The highest daily dose of papaverine parenterally is 600 mg, i.e. 15 ml of 2% solution.

In addition, intravenously drip euphillin - 10 ml of 2.4% solution per 200 ml of isotonic sodium chloride solution. Euphyllin reduces pressure in the pulmonary artery, causes bronchodilating effect. Euphyllin is administered under the control of blood pressure. At a systolic blood pressure level below 100 mm Hg. Art. From the introduction of euphyllin should be refrained.

Long-term oxygen therapy

Inhalations of moistened oxygen through nasal catheters are an essential component of therapy at the inpatient stage.

Antibiotic therapy

Antibiotic therapy is prescribed for the development of infarct-pneumonia.

Surgery

Emergency embopexemia is absolutely indicated for thromboembolism of the pulmonary trunk or its main branches with an extremely severe degree of pulmonary perfusion disorder accompanied by pronounced hemodynamic disorders: persistent systemic hypotension, low blood circulation hypertension (systolic pressure in the right ventricle 60 mm Hg and above, final diastolic - 15 mm Hg).

With conservative therapy, the survival probability of patients is very small, 75% of these patients die in the acute stage of the disease.

The optimal method of surgical treatment is embolectomy in conditions of artificial circulation. The operation starts with an auxiliary venoarterial perfusion, which is performed by catheterization of the femoral arteries.

In the absence of conditions for emergency connection of the device of artificial circulation, embolectomy can be performed in conditions of temporary occlusion of the hollow veins or without stopping blood circulation through one of the main pulmonary arteries (with unilateral localization of thromboembols). Catheter, endovascular embobectomy is also used.

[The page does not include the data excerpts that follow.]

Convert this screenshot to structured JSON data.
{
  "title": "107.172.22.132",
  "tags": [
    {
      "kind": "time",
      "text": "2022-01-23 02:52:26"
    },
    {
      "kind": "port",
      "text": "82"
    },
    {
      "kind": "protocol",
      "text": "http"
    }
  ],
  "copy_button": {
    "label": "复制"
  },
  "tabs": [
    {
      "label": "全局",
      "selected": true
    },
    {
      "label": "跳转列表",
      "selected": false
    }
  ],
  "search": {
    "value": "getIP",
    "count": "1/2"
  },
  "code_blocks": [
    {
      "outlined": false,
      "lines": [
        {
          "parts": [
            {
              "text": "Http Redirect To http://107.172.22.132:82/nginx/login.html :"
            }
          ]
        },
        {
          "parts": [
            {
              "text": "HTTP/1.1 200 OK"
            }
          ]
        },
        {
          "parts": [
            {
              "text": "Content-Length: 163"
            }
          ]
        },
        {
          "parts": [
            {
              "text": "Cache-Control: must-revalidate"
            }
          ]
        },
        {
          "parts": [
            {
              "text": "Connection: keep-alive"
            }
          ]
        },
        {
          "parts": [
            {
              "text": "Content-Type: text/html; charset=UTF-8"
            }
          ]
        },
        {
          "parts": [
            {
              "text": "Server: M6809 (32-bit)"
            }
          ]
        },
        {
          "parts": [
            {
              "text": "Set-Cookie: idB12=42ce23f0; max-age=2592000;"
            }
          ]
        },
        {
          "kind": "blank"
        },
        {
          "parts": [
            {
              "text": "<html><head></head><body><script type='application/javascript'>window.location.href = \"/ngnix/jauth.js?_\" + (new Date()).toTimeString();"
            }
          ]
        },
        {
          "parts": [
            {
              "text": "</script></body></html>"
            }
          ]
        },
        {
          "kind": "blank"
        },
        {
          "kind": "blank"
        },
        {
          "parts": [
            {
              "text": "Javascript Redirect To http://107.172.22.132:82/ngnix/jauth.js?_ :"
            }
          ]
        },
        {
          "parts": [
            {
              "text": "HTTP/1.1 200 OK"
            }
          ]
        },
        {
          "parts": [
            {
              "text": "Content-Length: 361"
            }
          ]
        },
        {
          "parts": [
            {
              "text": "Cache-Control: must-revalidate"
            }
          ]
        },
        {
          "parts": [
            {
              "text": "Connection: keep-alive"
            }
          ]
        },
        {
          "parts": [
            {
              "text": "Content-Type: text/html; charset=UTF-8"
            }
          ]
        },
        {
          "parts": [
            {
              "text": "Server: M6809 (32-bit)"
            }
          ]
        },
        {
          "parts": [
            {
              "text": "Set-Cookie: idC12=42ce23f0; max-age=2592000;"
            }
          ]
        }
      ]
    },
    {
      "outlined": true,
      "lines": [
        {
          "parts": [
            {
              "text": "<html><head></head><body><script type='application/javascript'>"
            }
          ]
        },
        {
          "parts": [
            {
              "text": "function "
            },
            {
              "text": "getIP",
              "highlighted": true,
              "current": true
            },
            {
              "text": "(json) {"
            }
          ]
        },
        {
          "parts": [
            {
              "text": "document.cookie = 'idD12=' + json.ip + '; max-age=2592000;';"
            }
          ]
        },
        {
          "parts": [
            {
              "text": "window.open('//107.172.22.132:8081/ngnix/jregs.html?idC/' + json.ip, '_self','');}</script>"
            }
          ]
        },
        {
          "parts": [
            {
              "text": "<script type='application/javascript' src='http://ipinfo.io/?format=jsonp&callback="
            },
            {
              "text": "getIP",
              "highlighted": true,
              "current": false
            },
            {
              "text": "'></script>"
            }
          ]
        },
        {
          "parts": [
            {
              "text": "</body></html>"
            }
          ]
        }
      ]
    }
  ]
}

GP Shorokh and AA Baeshko (1994) point out the need for individualization of therapeutic tactics in PE due to perfusion scanning of the lungs. This method is based on the artificial microembolization of the peripheral vascular bed of the lungs by intravenous administration of a radiopharmaceutical (albumin macroaggregate bound to 131I, 99mTc) and subsequent registration of external radiation in the thorax with a scintillation gamma camera or scanner.

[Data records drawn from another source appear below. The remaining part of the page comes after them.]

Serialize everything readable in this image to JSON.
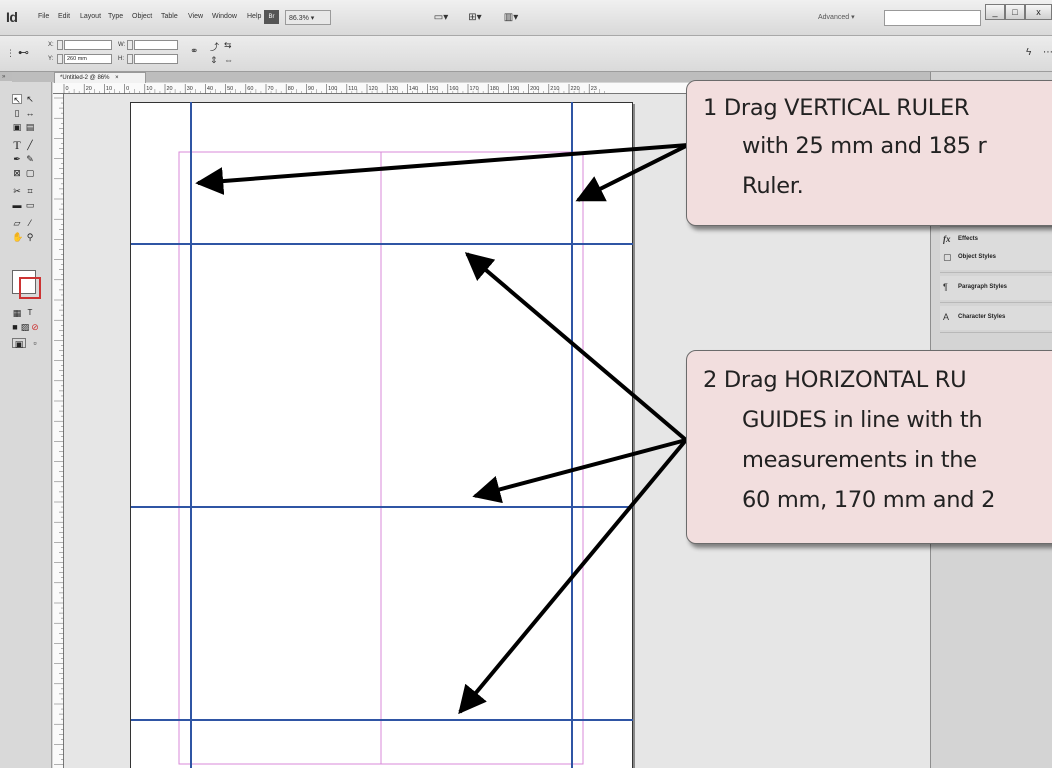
{
  "app": {
    "logo": "Id",
    "menus": [
      "File",
      "Edit",
      "Layout",
      "Type",
      "Object",
      "Table",
      "View",
      "Window",
      "Help"
    ],
    "zoom": "86.3%",
    "workspace": "Advanced",
    "window_buttons": [
      "_",
      "□",
      "x"
    ]
  },
  "control_bar": {
    "x_label": "X:",
    "y_label": "Y:",
    "w_label": "W:",
    "h_label": "H:",
    "y_value": "260 mm"
  },
  "document": {
    "tab_title": "*Untitled-2 @ 86%",
    "tab_close": "×",
    "ruler_ticks": [
      "0",
      "20",
      "10",
      "0",
      "10",
      "20",
      "30",
      "40",
      "50",
      "60",
      "70",
      "80",
      "90",
      "100",
      "110",
      "120",
      "130",
      "140",
      "150",
      "160",
      "170",
      "180",
      "190",
      "200",
      "210",
      "220",
      "23"
    ]
  },
  "panel": {
    "items": [
      {
        "icon": "fx",
        "label": "Effects"
      },
      {
        "icon": "▢",
        "label": "Object Styles"
      },
      {
        "icon": "¶",
        "label": "Paragraph Styles"
      },
      {
        "icon": "A",
        "label": "Character Styles"
      }
    ]
  },
  "callouts": {
    "step1": {
      "lines": [
        "1  Drag VERTICAL RULER",
        "with 25 mm and 185 r",
        "Ruler."
      ]
    },
    "step2": {
      "lines": [
        "2  Drag HORIZONTAL RU",
        "GUIDES in line with th",
        "measurements in the",
        "60 mm, 170 mm and 2"
      ]
    }
  },
  "colors": {
    "guide": "#2f55a4",
    "margin": "#d98ad8",
    "callout_bg": "#f2dede"
  }
}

Patients with a perfusion deficiency exceeding 50% are indicated with thrombolytic therapy. The most pronounced effect can be obtained with non-occlusive lesion of lobar and segmental arteries. Patients with the same volume of obstruction, but unstable hemodynamics and angiographically proven lesion of the main branches of the pulmonary artery, it is necessary to produce embolectomy.

Patients with a perfusion deficiency of less than 50% showed anticoagulant therapy.